# Hopeless Argument



## BlueParrot (Jun 29, 2021)

I had few arguments with husband where I admit some of it because I was being childish specially when I’m going to have my period my mood will be out of whack. I was blaming him for no reasons. But now i feel like every time we’re having arguments he always labeling me as the one who want to be right all the time and always putting him at the fault. We don’t even get to the point to discuss the issues and get the solutions cause he will start the argument by saying that I always want to be right. And the conversations will end since I don’t see the point to continue it cause he already set it in his head that I just want to be right. I am so sad with his judgement. Specially now we have a kid, I feel like I am mature enough and I often feel that I adjust myself a lot to make him happy cause I know I was being childish in the past. I genuinely want to work things out what the best for us when we have different opinions on things. We’ve been together for 8 years. I just feel like I can’t even have a healthy argument with his judgement over me like that. At some point i think i just want to be separate from him cause I don’t think our relationship will develop if we can’t discuss any differences with his judgement about me like that. What should I do?


----------



## D0nnivain (Mar 13, 2021)

Stop having arguments & start _talking or discussing _sensitive subjects. You can disagree without being disagreeable. Learn to say phrases like "I see your point" or "that's something I hadn't considered". When you are upset take an emotional step back & consciously lower your voice to something softer like a whisper. In short, deescalate when you can


----------



## frenchpaddy (May 31, 2021)

can I ask if you and he stays on subject or are things dragged up that have nothing to do with the subject and going back to the past disagreement , know how to debate can help


----------



## BlueParrot (Jun 29, 2021)

frenchpaddy said:


> can I ask if you and he stays on subject or are things dragged up that have nothing to do with the subject and going back to the past disagreement , know how to debate can help


We stay on the subject but then just end it without being resolved. As soon as he accused me of being stubborn I just stop as I feel like he won’t listen to me. But i’m scare lately that one day i’m just gonna blow up cause i bottle it up inside me. It’s the small stuffs like he’s unorganized while i do. I don’t complain anymore when he left his shirts on the floor i just pick it up and put it in the laundry basket. One of the example where i think i have and tried to compromise with his habits that i don’t like. I try to accept it instead of being mad at him. So i feel unfair now he won’t listen to me cause he always think i’m just being stubborn or childish without giving me a chance. My point is I was childish and emotional but as I get older and we have kid I have changed and willing to compromise and stop nagging him. I put my family first. He hates working so I said i’ll work and be the breadwinner. I just want him to be happy cause it makes me happy. But he seems stuck with the old me and can’t see that I have changed.


----------



## frenchpaddy (May 31, 2021)

BlueParrot said:


> We stay on the subject but then just end it without being resolved. As soon as he accused me of being stubborn I just stop as I feel like he won’t listen to me. But i’m scare lately that one day i’m just gonna blow up cause i bottle it up inside me. It’s the small stuffs like he’s unorganized while i do. I don’t complain anymore when he left his shirts on the floor i just pick it up and put it in the laundry basket. One of the example where i think i have and tried to compromise with his habits that i don’t like. I try to accept it instead of being mad at him. So i feel unfair now he won’t listen to me cause he always think i’m just being stubborn or childish without giving me a chance. My point is I was childish and emotional but as I get older and we have kid I have changed and willing to compromise and stop nagging him. I put my family first. He hates working so I said i’ll work and be the breadwinner. I just want him to be happy cause it makes me happy. But he seems stuck with the old me and can’t see that I have changed.

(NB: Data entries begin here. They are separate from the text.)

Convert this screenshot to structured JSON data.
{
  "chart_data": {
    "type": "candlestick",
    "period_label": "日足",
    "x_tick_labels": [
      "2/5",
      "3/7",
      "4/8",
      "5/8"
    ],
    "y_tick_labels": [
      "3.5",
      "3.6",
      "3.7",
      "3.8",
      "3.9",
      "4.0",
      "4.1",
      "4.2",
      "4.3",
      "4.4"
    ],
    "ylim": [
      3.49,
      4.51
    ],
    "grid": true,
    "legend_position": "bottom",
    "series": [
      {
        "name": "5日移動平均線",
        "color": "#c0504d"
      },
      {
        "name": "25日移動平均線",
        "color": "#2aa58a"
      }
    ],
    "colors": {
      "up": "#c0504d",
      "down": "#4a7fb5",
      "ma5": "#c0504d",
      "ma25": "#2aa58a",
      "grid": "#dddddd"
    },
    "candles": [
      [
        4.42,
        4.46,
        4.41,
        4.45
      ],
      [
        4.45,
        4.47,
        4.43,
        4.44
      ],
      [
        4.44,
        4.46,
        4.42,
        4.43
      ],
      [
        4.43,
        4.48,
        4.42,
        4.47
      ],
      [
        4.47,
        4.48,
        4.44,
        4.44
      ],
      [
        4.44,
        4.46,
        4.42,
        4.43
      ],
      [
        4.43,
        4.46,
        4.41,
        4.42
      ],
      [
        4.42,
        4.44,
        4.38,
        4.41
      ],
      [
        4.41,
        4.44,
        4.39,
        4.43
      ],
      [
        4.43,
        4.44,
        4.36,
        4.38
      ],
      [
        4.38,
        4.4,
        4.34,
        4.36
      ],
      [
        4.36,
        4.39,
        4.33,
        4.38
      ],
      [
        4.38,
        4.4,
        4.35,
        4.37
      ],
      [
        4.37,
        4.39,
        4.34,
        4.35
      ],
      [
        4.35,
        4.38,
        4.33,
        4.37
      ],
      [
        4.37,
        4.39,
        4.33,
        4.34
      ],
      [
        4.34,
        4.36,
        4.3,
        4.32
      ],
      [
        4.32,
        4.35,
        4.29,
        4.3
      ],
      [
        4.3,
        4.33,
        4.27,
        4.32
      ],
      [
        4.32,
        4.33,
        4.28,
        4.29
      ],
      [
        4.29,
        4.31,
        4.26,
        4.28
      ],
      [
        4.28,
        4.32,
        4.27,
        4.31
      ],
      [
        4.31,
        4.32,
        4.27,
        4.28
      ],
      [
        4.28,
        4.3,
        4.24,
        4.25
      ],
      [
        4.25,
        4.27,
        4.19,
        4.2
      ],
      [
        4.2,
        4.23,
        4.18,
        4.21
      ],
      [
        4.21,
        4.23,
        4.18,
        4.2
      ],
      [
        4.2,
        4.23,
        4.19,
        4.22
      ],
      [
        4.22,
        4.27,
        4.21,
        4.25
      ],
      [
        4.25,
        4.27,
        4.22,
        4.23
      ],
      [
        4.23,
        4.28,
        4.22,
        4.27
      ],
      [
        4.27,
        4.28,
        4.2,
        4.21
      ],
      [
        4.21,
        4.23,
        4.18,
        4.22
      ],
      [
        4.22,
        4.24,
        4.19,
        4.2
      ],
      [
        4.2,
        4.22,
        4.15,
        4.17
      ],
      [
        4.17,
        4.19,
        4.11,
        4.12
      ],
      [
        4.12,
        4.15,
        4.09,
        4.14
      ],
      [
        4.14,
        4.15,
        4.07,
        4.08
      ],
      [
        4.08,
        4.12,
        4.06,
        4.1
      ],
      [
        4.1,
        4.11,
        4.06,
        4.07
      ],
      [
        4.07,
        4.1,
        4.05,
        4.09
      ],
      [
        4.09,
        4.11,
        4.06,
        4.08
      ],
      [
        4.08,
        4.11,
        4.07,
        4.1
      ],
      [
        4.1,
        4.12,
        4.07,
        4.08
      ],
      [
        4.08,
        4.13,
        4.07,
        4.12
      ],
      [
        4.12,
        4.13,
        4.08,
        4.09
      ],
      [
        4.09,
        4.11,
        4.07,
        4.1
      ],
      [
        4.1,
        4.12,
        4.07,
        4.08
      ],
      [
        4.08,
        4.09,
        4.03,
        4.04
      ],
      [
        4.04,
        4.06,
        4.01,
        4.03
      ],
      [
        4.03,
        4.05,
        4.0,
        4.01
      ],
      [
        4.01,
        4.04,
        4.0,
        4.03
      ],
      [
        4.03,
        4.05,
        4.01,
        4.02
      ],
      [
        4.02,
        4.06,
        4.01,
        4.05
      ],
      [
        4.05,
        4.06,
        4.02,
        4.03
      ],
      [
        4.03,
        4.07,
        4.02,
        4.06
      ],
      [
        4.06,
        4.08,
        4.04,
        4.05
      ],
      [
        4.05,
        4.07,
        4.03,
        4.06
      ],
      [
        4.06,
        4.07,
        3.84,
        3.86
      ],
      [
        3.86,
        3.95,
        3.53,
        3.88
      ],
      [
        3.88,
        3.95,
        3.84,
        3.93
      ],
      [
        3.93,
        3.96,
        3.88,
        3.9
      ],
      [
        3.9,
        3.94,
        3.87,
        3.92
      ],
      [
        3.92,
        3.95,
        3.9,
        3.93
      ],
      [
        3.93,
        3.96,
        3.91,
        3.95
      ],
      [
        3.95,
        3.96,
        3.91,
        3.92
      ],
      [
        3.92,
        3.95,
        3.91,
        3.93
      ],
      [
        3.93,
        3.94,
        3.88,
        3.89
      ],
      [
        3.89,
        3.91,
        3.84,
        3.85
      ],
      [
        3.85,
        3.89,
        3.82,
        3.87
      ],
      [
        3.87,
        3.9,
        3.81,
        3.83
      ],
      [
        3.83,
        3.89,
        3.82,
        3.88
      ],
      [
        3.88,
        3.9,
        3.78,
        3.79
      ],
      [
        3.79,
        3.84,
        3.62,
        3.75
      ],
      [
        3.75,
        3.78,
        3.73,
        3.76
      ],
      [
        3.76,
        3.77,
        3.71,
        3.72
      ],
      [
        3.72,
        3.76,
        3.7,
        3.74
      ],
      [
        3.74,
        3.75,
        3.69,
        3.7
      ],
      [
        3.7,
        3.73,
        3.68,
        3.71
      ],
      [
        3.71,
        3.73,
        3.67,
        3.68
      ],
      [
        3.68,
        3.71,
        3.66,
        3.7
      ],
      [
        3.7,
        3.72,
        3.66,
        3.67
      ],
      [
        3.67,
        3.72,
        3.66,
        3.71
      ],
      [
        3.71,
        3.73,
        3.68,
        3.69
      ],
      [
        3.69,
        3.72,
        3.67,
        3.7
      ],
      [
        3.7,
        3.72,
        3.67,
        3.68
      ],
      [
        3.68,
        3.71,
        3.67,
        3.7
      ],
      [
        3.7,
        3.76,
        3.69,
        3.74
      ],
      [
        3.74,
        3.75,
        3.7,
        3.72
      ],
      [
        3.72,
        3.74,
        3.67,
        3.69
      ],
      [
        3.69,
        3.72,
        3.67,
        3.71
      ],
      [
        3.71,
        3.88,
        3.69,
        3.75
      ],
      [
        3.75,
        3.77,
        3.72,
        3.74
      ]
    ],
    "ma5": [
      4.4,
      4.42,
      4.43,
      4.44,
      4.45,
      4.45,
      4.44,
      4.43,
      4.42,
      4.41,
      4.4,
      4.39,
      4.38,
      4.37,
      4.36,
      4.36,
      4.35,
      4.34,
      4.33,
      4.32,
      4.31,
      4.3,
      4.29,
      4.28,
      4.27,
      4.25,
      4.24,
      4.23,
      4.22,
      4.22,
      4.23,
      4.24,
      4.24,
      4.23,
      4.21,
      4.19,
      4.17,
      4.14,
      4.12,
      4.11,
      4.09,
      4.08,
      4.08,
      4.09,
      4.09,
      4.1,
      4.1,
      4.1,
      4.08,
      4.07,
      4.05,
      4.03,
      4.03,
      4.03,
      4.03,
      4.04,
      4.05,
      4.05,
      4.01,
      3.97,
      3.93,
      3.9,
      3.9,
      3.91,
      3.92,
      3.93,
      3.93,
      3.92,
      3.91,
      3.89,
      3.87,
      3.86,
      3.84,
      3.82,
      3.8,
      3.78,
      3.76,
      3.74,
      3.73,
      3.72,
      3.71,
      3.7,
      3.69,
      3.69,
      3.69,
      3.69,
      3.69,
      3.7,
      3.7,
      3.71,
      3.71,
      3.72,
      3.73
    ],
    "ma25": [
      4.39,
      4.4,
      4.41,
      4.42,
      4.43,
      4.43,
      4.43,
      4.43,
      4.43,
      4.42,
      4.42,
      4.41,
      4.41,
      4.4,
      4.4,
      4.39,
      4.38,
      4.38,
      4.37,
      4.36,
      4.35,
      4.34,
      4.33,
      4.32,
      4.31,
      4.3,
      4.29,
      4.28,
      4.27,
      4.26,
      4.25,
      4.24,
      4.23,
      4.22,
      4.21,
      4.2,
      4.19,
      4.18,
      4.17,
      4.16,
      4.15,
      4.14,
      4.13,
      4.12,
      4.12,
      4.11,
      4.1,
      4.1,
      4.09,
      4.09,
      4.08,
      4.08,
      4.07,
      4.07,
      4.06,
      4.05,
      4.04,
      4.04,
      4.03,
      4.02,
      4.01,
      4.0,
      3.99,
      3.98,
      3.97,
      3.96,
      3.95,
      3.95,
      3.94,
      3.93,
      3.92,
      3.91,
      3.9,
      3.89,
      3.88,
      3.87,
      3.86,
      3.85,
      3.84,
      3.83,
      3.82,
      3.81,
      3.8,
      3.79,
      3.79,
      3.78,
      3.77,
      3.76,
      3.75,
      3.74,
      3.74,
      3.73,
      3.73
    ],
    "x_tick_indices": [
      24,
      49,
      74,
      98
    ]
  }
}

well blue you go out to work he stays home to keep house he drops his shirt on the floor , unless you bra is on the floor with it I would be walking past it , it looks like his is on a winner , but I am not here to add to the fire ,
i will copie a post from another topic, it is the second part that i think you might understand it is from the divorce topic , 

we all know someone that is like the first part of this scenarios but my question is how can he stop her getting a divorce if the marriage has broken down , given that he is cheating , I like the wife might not have the proof of his cheating , some men are very good at hiding and we all know a man that started out with the woman above as simple employee and in love with wife as he gets older and grows higher in his job becomes very sexy to a young woman

you see lock-down thought many people what living at home with their other half was relay like , before many couples lived 2 files they had their work life which was 8h or more a day plus add in travailing time dinner brake and in france that can be up to 2h , (gives the cheater enough time to play ) and went home house was clean food on the table and they sit down and look at the match , and the wife looked at a film on telly ,go to bed have sex all was good but did not they area asleep for the best part of 8h , he spends less time with the wife that with his work mates ,

many people married are strangers they think they know each other


----------